Harold "Tex" Thompson was an American businessman, adventurer, superhero, soldier, and Republican politician. Born in San Antonio to a life of wealth, Thompson was a popular, intelligent, and athletic student throughout his childhood and into university. After graduation, he turned down the chance to succeed his father as one of Texas' premier oil barons to travel the world with friend Bob Daley, seeking a chance to make a name for himself, and to achieve wealth and success on his own merits. Sometime after returning home to Texas, he took up the secret identity of Mr. America, and used a flying carpet he had discovered during his travels to fight crime and corruption across the western United States.
While initially joining the All-Star Squadron after the outbreak of World War 2, he joined the Army under his real name, eventually being transferred to the Office of Strategic Services, where he was sent to Germany under the pseudonym "Hauptmann Otto Riker" for several years. In 1944 Heinrich Müller, Director of the Gestapo, was poisoned to death. Despite being a well-known fact among military personal, it was not officially confirmed that Thompson was responsible until 1970.
Despite coming from a Democratic family, and campaigning for both Roosevelt and Truman in the 1930's and 1940's, Thompson joined the Republican Party in 1952, spurred on by Dwight Eisenhower's run for President. That same year, he ran for the 68th district in the Texas House of Representatives as a Republican and, despite the odds, won. He was the only Republican in the state legislature during his term. In 1954 he lost, largely due to vote stuffing from the state Democrats. In 1956 he ran for Governor, knowing he wouldn't win, but intended to "make the [Texas] Democrats work," (Thompson got just shy of a third of the vote).

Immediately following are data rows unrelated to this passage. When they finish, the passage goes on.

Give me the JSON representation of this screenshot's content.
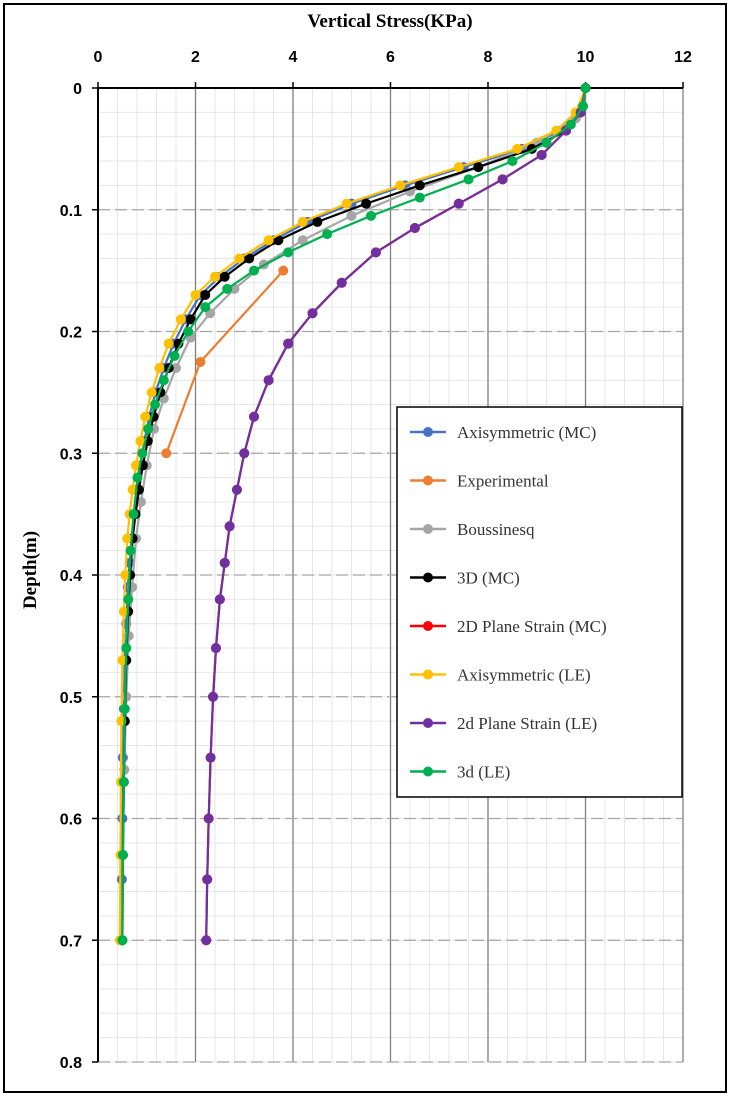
{
  "chart_data": {
    "type": "line",
    "xlabel": "Vertical Stress(KPa)",
    "ylabel": "Depth(m)",
    "xlim": [
      0,
      12
    ],
    "ylim": [
      0,
      0.8
    ],
    "y_reversed": true,
    "x_axis_position": "top",
    "x_ticks": [
      "0",
      "2",
      "4",
      "6",
      "8",
      "10",
      "12"
    ],
    "y_ticks": [
      "0",
      "0.1",
      "0.2",
      "0.3",
      "0.4",
      "0.5",
      "0.6",
      "0.7",
      "0.8"
    ],
    "grid": true,
    "legend_position": "right-middle",
    "series": [
      {
        "name": "Axisymmetric (MC)",
        "color": "#4472C4",
        "marker": true,
        "x": [
          10.0,
          9.9,
          9.5,
          8.7,
          7.5,
          6.3,
          5.2,
          4.3,
          3.6,
          3.0,
          2.5,
          2.1,
          1.8,
          1.55,
          1.35,
          1.18,
          1.05,
          0.95,
          0.87,
          0.8,
          0.74,
          0.69,
          0.65,
          0.61,
          0.58,
          0.55,
          0.53,
          0.51,
          0.5,
          0.49,
          0.48
        ],
        "y": [
          0.0,
          0.02,
          0.035,
          0.05,
          0.065,
          0.08,
          0.095,
          0.11,
          0.125,
          0.14,
          0.155,
          0.17,
          0.19,
          0.21,
          0.23,
          0.25,
          0.27,
          0.29,
          0.31,
          0.33,
          0.35,
          0.37,
          0.39,
          0.41,
          0.44,
          0.47,
          0.51,
          0.55,
          0.6,
          0.65,
          0.7
        ]
      },
      {
        "name": "Experimental",
        "color": "#ED7D31",
        "marker": true,
        "x": [
          3.8,
          2.1,
          1.4
        ],
        "y": [
          0.15,
          0.225,
          0.3
        ]
      },
      {
        "name": "Boussinesq",
        "color": "#A5A5A5",
        "marker": true,
        "x": [
          10.0,
          9.8,
          9.0,
          7.8,
          6.4,
          5.2,
          4.2,
          3.4,
          2.8,
          2.3,
          1.9,
          1.6,
          1.35,
          1.15,
          1.0,
          0.88,
          0.78,
          0.7,
          0.63,
          0.58,
          0.54,
          0.51,
          0.49
        ],
        "y": [
          0.0,
          0.025,
          0.045,
          0.065,
          0.085,
          0.105,
          0.125,
          0.145,
          0.165,
          0.185,
          0.205,
          0.23,
          0.255,
          0.28,
          0.31,
          0.34,
          0.37,
          0.41,
          0.45,
          0.5,
          0.56,
          0.63,
          0.7
        ]
      },
      {
        "name": "3D (MC)",
        "color": "#000000",
        "marker": true,
        "x": [
          10.0,
          9.9,
          9.6,
          8.9,
          7.8,
          6.6,
          5.5,
          4.5,
          3.7,
          3.1,
          2.6,
          2.2,
          1.9,
          1.65,
          1.45,
          1.28,
          1.14,
          1.02,
          0.92,
          0.84,
          0.77,
          0.71,
          0.66,
          0.62,
          0.58,
          0.55,
          0.53,
          0.51,
          0.5
        ],
        "y": [
          0.0,
          0.02,
          0.035,
          0.05,
          0.065,
          0.08,
          0.095,
          0.11,
          0.125,
          0.14,
          0.155,
          0.17,
          0.19,
          0.21,
          0.23,
          0.25,
          0.27,
          0.29,
          0.31,
          0.33,
          0.35,
          0.37,
          0.4,
          0.43,
          0.47,
          0.52,
          0.57,
          0.63,
          0.7
        ]
      },
      {
        "name": "2D Plane Strain (MC)",
        "color": "#FF0000",
        "marker": true,
        "x": [
          10.0,
          9.9,
          9.6,
          9.1,
          8.3,
          7.4,
          6.5,
          5.7,
          5.0,
          4.4,
          3.9,
          3.5,
          3.2,
          3.0,
          2.85,
          2.7,
          2.6,
          2.5,
          2.42,
          2.36,
          2.31,
          2.27,
          2.24,
          2.22
        ],
        "y": [
          0.0,
          0.02,
          0.035,
          0.055,
          0.075,
          0.095,
          0.115,
          0.135,
          0.16,
          0.185,
          0.21,
          0.24,
          0.27,
          0.3,
          0.33,
          0.36,
          0.39,
          0.42,
          0.46,
          0.5,
          0.55,
          0.6,
          0.65,
          0.7
        ]
      },
      {
        "name": "Axisymmetric (LE)",
        "color": "#FFC000",
        "marker": true,
        "x": [
          10.0,
          9.8,
          9.4,
          8.6,
          7.4,
          6.2,
          5.1,
          4.2,
          3.5,
          2.9,
          2.4,
          2.0,
          1.7,
          1.45,
          1.26,
          1.1,
          0.97,
          0.87,
          0.78,
          0.71,
          0.65,
          0.6,
          0.56,
          0.53,
          0.5,
          0.48,
          0.47,
          0.46,
          0.45
        ],
        "y": [
          0.0,
          0.02,
          0.035,
          0.05,
          0.065,
          0.08,
          0.095,
          0.11,
          0.125,
          0.14,
          0.155,
          0.17,
          0.19,
          0.21,
          0.23,
          0.25,
          0.27,
          0.29,
          0.31,
          0.33,
          0.35,
          0.37,
          0.4,
          0.43,
          0.47,
          0.52,
          0.57,
          0.63,
          0.7
        ]
      },
      {
        "name": "2d Plane Strain (LE)",
        "color": "#7030A0",
        "marker": true,
        "x": [
          10.0,
          9.9,
          9.6,
          9.1,
          8.3,
          7.4,
          6.5,
          5.7,
          5.0,
          4.4,
          3.9,
          3.5,
          3.2,
          3.0,
          2.85,
          2.7,
          2.6,
          2.5,
          2.42,
          2.36,
          2.31,
          2.27,
          2.24,
          2.22
        ],
        "y": [
          0.0,
          0.02,
          0.035,
          0.055,
          0.075,
          0.095,
          0.115,
          0.135,
          0.16,
          0.185,
          0.21,
          0.24,
          0.27,
          0.3,
          0.33,
          0.36,
          0.39,
          0.42,
          0.46,
          0.5,
          0.55,
          0.6,
          0.65,
          0.7
        ]
      },
      {
        "name": "3d (LE)",
        "color": "#00B050",
        "marker": true,
        "x": [
          10.0,
          9.95,
          9.7,
          9.2,
          8.5,
          7.6,
          6.6,
          5.6,
          4.7,
          3.9,
          3.2,
          2.65,
          2.2,
          1.85,
          1.57,
          1.35,
          1.17,
          1.03,
          0.91,
          0.81,
          0.73,
          0.67,
          0.62,
          0.58,
          0.55,
          0.53,
          0.51,
          0.5
        ],
        "y": [
          0.0,
          0.015,
          0.03,
          0.045,
          0.06,
          0.075,
          0.09,
          0.105,
          0.12,
          0.135,
          0.15,
          0.165,
          0.18,
          0.2,
          0.22,
          0.24,
          0.26,
          0.28,
          0.3,
          0.32,
          0.35,
          0.38,
          0.42,
          0.46,
          0.51,
          0.57,
          0.63,
          0.7
        ]
      }
    ]
  }
}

When a local newspaper asked why he ran hopeless campaigns for office as a Republican instead of as a Democrat, he answered, “If I wanted to be Senator or Governor, I'd have run as a Democrat. But I am more interested in giving Texas a real alternative to a century of Democrat [sic] misrule.” He headed Richard Nixon's successful Texas campaigns in both 1960 and 1964, and George Bush's 1964 Senate campaign, the first time a Republican had been elected to the Senate from Texas since Reconstruction.
Despite his generally conservative positions, he was an active proponent of federal funding for veterans education, environmental protection, subsidized housing, and civil rights, castigating Republicans who wanted to abandon the latter to win white Texas. He actively lobbied President's Eisenhower, Kennedy, and Nixon to pass strong civil and voting rights acts. From the 1970's to his death, he remained active in political circles, but limited himself to endorsements and fundraisers.
Both of his identities as "Mr. America" and "Americommando" have been used by multiple unrelated people throughout the years. It is unknown which, if any, of them have a connection to Tex Thompson.